Writing Sensors
WattDepot: A system for collecting and storing data from
electricity meters for smart grid research and experimentation.
This page explains how to write a WattDepot sensor. We define a sensor as a WattDepot client designed to input data into a WattDepot server. This page assumes that you already understand basic WattDepot concepts discussed in the Rest Api page and the Writing Watt Depot Clients.
A sensor will generally obtain its data in one of two ways: polling or being pushed. A polling sensor will connect somehow to the sensing device (which we will call a meter) periodically and retrieve data from the meter. The other way to obtain the meter data is for the meter to push the data to the sensor process whenever it has new data. For example, a meter might make an HTTP POST to a particular sensor URL.
Once the meter data has been obtained, the sensor will then convert it into WattDepot sensor data, and store it in a WattDepot server using the PUT method of the RestApi.
The BMOSensor class included in the WattDepot distribution is an example of a polling sensor. Note that the BMO sensor is somewhat complicated because it maintains a flat-file representation of all the data it retrieves in addition to sending it to WattDepot. This is historical, it was implemented before WattDepot had persistent storage.
In some cases, you might already have power data in some sort of tabular format already, and simply wish to import it into WattDepot. The WattDepot distribution includes the Oscar data converter class, which converts the output data format from the OSCAR simulator and converts it into XML designed for import into WattDepot through the default resource mechanism. The core of the class is the implementation of the abstract RowParser class that turns a row of input data into a SensorData resource.

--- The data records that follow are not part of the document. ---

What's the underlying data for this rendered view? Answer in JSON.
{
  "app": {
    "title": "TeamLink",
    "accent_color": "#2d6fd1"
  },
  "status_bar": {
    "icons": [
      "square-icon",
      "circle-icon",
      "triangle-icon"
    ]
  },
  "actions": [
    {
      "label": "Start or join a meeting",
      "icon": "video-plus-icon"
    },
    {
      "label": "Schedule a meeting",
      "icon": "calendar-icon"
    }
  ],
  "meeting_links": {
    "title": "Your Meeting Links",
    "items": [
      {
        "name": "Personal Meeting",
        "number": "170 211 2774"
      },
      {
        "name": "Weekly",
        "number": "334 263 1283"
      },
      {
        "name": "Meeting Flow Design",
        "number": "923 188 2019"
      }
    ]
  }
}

While data from public sources can be retrieved anonymously, storing data in WattDepot can only be done after proper authentication. This means that a user must have been created on the WattDepot server, and you must know the username and password to the account.

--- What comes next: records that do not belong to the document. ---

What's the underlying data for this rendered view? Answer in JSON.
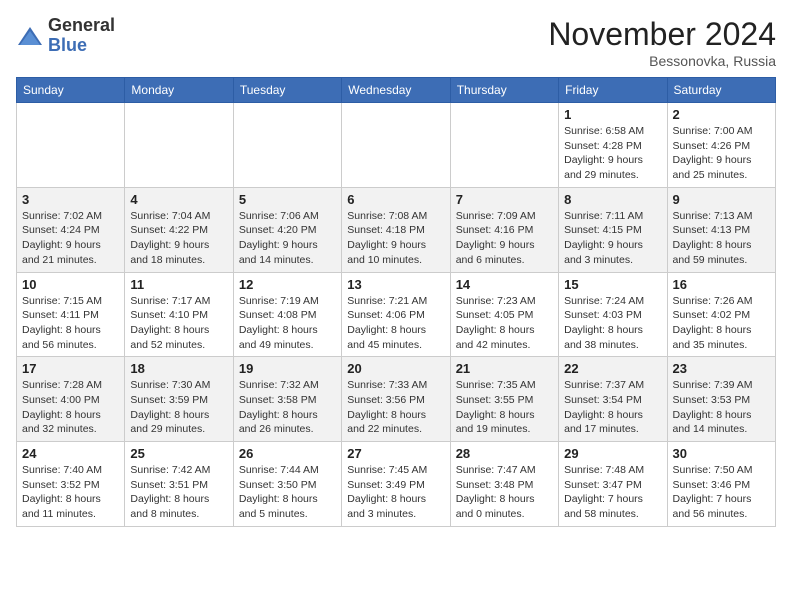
{
  "header": {
    "logo_text_top": "General",
    "logo_text_bottom": "Blue",
    "month_title": "November 2024",
    "location": "Bessonovka, Russia"
  },
  "weekdays": [
    "Sunday",
    "Monday",
    "Tuesday",
    "Wednesday",
    "Thursday",
    "Friday",
    "Saturday"
  ],
  "weeks": [
    [
      {
        "day": "",
        "info": ""
      },
      {
        "day": "",
        "info": ""
      },
      {
        "day": "",
        "info": ""
      },
      {
        "day": "",
        "info": ""
      },
      {
        "day": "",
        "info": ""
      },
      {
        "day": "1",
        "info": "Sunrise: 6:58 AM\nSunset: 4:28 PM\nDaylight: 9 hours and 29 minutes."
      },
      {
        "day": "2",
        "info": "Sunrise: 7:00 AM\nSunset: 4:26 PM\nDaylight: 9 hours and 25 minutes."
      }
    ],
    [
      {
        "day": "3",
        "info": "Sunrise: 7:02 AM\nSunset: 4:24 PM\nDaylight: 9 hours and 21 minutes."
      },
      {
        "day": "4",
        "info": "Sunrise: 7:04 AM\nSunset: 4:22 PM\nDaylight: 9 hours and 18 minutes."
      },
      {
        "day": "5",
        "info": "Sunrise: 7:06 AM\nSunset: 4:20 PM\nDaylight: 9 hours and 14 minutes."
      },
      {
        "day": "6",
        "info": "Sunrise: 7:08 AM\nSunset: 4:18 PM\nDaylight: 9 hours and 10 minutes."
      },
      {
        "day": "7",
        "info": "Sunrise: 7:09 AM\nSunset: 4:16 PM\nDaylight: 9 hours and 6 minutes."
      },
      {
        "day": "8",
        "info": "Sunrise: 7:11 AM\nSunset: 4:15 PM\nDaylight: 9 hours and 3 minutes."
      },
      {
        "day": "9",
        "info": "Sunrise: 7:13 AM\nSunset: 4:13 PM\nDaylight: 8 hours and 59 minutes."
      }
    ],
    [
      {
        "day": "10",
        "info": "Sunrise: 7:15 AM\nSunset: 4:11 PM\nDaylight: 8 hours and 56 minutes."
      },
      {
        "day": "11",
        "info": "Sunrise: 7:17 AM\nSunset: 4:10 PM\nDaylight: 8 hours and 52 minutes."
      },
      {
        "day": "12",
        "info": "Sunrise: 7:19 AM\nSunset: 4:08 PM\nDaylight: 8 hours and 49 minutes."
      },
      {
        "day": "13",
        "info": "Sunrise: 7:21 AM\nSunset: 4:06 PM\nDaylight: 8 hours and 45 minutes."
      },
      {
        "day": "14",
        "info": "Sunrise: 7:23 AM\nSunset: 4:05 PM\nDaylight: 8 hours and 42 minutes."
      },
      {
        "day": "15",
        "info": "Sunrise: 7:24 AM\nSunset: 4:03 PM\nDaylight: 8 hours and 38 minutes."
      },
      {
        "day": "16",
        "info": "Sunrise: 7:26 AM\nSunset: 4:02 PM\nDaylight: 8 hours and 35 minutes."
      }
    ],
    [
      {
        "day": "17",
        "info": "Sunrise: 7:28 AM\nSunset: 4:00 PM\nDaylight: 8 hours and 32 minutes."
      },
      {
        "day": "18",
        "info": "Sunrise: 7:30 AM\nSunset: 3:59 PM\nDaylight: 8 hours and 29 minutes."
      },
      {
        "day": "19",
        "info": "Sunrise: 7:32 AM\nSunset: 3:58 PM\nDaylight: 8 hours and 26 minutes."
      },
      {
        "day": "20",
        "info": "Sunrise: 7:33 AM\nSunset: 3:56 PM\nDaylight: 8 hours and 22 minutes."
      },
      {
        "day": "21",
        "info": "Sunrise: 7:35 AM\nSunset: 3:55 PM\nDaylight: 8 hours and 19 minutes."
      },
      {
        "day": "22",
        "info": "Sunrise: 7:37 AM\nSunset: 3:54 PM\nDaylight: 8 hours and 17 minutes."
      },
      {
        "day": "23",
        "info": "Sunrise: 7:39 AM\nSunset: 3:53 PM\nDaylight: 8 hours and 14 minutes."
      }
    ],
    [
      {
        "day": "24",
        "info": "Sunrise: 7:40 AM\nSunset: 3:52 PM\nDaylight: 8 hours and 11 minutes."
      },
      {
        "day": "25",
        "info": "Sunrise: 7:42 AM\nSunset: 3:51 PM\nDaylight: 8 hours and 8 minutes."
      },
      {
        "day": "26",
        "info": "Sunrise: 7:44 AM\nSunset: 3:50 PM\nDaylight: 8 hours and 5 minutes."
      },
      {
        "day": "27",
        "info": "Sunrise: 7:45 AM\nSunset: 3:49 PM\nDaylight: 8 hours and 3 minutes."
      },
      {
        "day": "28",
        "info": "Sunrise: 7:47 AM\nSunset: 3:48 PM\nDaylight: 8 hours and 0 minutes."
      },
      {
        "day": "29",
        "info": "Sunrise: 7:48 AM\nSunset: 3:47 PM\nDaylight: 7 hours and 58 minutes."
      },
      {
        "day": "30",
        "info": "Sunrise: 7:50 AM\nSunset: 3:46 PM\nDaylight: 7 hours and 56 minutes."
      }
    ]
  ]
}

In addition, sensor data must be stored in a source, so at least one source must be created on the server. The owner of the source must be the user we discussed in the previous paragraph. Your sensor will need to obtain the username, password, and source name where the sensor data will be stored either by prompting the user for the data or reading it from a configuration file.
Since WattDepot uses a Rest Api, sensors can be written in any language. This section will explain how to write a sensor using the Java client library provided with WattDepot.
Since the meter interface portion of the sensor will be specific to that meter, this example code reads the meter data from a Java Property file and stores the data we find there in the server. When writing your sensor you can replace the property file reading with your meter-specific code.
import java.io.FileInputStream;
import java.io.IOException;
import java.util.Properties;
import javax.xml.datatype.XMLGregorianCalendar;
import org.wattdepot.client.WattDepotClient;
import org.wattdepot.resource.property.jaxb.Property;
import org.wattdepot.resource.sensordata.jaxb.SensorData;
import org.wattdepot.resource.source.jaxb.Source;
import org.wattdepot.util.tstamp.Tstamp;
public class SimpleSensor {
/**
* Reads data from a file in property format and stores it in the given WattDepot server.
*
* @param args The command line arguments.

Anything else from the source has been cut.